Single-parameter analysis is the results under different parameter values in the numeral-MLT.
During single-parameter analysis of the Digits-MLT dataset, it was observed that the proposed algorithm achieved relatively high F1 scores and accuracy when hyperparameters were set to. \(\ alpha = 1 \), \(\beta = 1 \ times 10^{ – 7} \)and \(\ gamma = 10 \). To further investigate the convergent behavior of the algorithm based on this setting, both the loss values and the F1 score were recorded at intervals of 100 iterations over a total of 5000 training iterations. The results are shown in Figure 8. As shown in Figure 8, the loss values consistently reduce the number of iterations, indicating progressive convergence. At the same time, F1 scores showed a steady upward trend, improving as losses decreased, eventually stabilized, and exhibiting a favorable convergence trend.
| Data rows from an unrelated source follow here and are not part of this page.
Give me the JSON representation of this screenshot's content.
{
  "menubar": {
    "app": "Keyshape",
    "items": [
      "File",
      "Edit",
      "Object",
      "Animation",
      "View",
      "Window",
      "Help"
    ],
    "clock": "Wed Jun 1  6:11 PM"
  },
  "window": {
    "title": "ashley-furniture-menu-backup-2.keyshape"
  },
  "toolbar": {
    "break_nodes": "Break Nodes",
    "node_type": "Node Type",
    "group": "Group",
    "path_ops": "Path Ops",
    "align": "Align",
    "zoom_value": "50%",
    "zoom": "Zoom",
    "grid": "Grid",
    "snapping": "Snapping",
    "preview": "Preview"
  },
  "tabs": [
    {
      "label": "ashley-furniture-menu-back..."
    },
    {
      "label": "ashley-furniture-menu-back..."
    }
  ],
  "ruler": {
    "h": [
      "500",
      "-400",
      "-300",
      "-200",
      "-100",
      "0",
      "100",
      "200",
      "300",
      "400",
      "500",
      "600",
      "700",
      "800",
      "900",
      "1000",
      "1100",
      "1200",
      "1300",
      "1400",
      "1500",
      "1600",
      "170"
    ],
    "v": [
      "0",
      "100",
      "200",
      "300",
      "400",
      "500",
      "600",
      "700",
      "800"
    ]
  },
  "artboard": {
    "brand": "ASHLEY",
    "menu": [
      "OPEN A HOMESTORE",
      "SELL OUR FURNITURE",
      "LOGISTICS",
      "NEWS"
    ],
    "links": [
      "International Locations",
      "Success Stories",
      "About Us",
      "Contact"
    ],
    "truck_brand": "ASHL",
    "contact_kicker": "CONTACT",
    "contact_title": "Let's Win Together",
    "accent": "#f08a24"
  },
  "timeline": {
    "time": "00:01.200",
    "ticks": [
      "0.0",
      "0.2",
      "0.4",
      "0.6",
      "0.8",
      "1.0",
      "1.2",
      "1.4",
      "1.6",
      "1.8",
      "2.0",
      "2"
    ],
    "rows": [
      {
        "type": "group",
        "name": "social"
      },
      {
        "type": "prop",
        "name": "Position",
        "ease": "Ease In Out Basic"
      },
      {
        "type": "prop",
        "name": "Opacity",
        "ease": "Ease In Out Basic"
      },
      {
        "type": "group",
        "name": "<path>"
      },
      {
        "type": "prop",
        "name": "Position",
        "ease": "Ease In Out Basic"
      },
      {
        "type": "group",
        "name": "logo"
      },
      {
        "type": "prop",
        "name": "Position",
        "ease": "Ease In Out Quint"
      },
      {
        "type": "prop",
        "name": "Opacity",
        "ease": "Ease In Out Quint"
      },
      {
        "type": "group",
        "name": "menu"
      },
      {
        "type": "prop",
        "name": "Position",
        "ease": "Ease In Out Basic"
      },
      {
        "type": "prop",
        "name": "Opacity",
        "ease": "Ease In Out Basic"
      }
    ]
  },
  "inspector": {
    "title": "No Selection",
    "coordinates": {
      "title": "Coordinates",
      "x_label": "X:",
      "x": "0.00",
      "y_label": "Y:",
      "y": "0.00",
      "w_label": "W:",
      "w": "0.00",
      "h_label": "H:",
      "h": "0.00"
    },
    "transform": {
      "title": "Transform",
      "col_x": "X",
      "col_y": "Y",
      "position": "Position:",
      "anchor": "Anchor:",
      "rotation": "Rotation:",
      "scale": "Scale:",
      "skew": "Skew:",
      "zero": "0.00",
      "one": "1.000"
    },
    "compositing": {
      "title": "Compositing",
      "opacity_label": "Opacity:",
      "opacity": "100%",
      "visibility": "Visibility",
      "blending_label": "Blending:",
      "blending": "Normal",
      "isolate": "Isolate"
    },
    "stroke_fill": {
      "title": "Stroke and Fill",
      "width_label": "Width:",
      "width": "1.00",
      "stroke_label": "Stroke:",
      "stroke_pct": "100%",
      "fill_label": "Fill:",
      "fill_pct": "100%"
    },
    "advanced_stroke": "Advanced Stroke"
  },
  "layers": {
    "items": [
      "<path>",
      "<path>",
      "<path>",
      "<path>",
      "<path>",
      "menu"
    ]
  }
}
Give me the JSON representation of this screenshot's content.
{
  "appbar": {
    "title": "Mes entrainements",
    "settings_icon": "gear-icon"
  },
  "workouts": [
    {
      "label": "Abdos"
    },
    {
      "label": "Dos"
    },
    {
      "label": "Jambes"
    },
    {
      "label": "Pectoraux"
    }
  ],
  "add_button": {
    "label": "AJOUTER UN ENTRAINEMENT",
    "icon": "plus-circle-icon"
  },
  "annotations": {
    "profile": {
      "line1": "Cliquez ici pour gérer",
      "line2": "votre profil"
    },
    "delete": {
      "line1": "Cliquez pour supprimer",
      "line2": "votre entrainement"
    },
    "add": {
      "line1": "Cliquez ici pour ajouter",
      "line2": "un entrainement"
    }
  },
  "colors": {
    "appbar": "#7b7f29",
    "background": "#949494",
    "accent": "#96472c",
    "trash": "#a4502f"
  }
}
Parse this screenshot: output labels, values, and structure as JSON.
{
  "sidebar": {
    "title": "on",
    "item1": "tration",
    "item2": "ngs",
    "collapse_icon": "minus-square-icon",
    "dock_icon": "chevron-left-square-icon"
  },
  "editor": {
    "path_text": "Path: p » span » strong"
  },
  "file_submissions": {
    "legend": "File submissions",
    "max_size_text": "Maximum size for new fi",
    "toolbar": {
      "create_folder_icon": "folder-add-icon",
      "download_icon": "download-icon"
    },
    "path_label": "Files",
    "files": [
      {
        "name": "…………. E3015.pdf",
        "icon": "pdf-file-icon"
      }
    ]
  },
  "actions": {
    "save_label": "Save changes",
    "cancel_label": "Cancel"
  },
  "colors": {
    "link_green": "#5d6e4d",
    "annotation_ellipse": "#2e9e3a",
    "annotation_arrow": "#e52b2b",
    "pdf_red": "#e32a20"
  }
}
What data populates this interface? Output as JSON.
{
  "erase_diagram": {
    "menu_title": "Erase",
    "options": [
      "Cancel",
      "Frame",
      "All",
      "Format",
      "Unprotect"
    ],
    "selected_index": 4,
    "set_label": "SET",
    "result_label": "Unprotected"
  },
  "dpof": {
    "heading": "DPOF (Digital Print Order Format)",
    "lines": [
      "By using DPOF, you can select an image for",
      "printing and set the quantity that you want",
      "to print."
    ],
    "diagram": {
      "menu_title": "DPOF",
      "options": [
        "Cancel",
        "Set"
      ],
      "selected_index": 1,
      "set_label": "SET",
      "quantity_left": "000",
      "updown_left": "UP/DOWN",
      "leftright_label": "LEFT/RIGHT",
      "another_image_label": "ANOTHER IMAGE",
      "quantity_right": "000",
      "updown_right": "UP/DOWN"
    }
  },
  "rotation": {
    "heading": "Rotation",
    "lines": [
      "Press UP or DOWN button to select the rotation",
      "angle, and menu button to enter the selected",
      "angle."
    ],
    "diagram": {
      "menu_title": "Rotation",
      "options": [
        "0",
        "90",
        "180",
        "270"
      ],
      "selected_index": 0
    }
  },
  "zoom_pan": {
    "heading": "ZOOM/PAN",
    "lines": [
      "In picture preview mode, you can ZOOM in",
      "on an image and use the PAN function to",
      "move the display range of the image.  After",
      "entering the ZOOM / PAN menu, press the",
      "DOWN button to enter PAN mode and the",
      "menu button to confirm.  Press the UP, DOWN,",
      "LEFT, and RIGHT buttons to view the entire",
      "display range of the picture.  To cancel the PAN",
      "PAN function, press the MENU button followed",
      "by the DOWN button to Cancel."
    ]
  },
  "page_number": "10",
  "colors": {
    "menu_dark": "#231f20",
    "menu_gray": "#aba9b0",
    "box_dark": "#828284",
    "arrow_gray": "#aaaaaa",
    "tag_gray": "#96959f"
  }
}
Digits-MLT Iterative Training Results.
Based on the parameter analysis, it is clear that relatively small values of hyperparameters tend to result in higher F1 scores and accuracy in real applications. This means that during model optimization, it is necessary to prioritize exploring smaller ranges of parameters to enhance performance more effectively.
Ablation research
To assess the contribution of individual components within the proposed model, ablation studies were performed by selectively enabling or disabling key modules: balanced cross-entropy loss (BCE), CB components, RB components, and cross-domain penalty period (penalty). The impact of each component on model performance was evaluated using the benchmark digit MLT dataset, and the results are summarized in Table 11. Results show that when all components (e.g. Experiment No. 8) include an average F1 score of 0.672 and a worst F1 score of 0.630. These findings show that the perfect combination of these components provides the most robust and consistent improvement in model performance.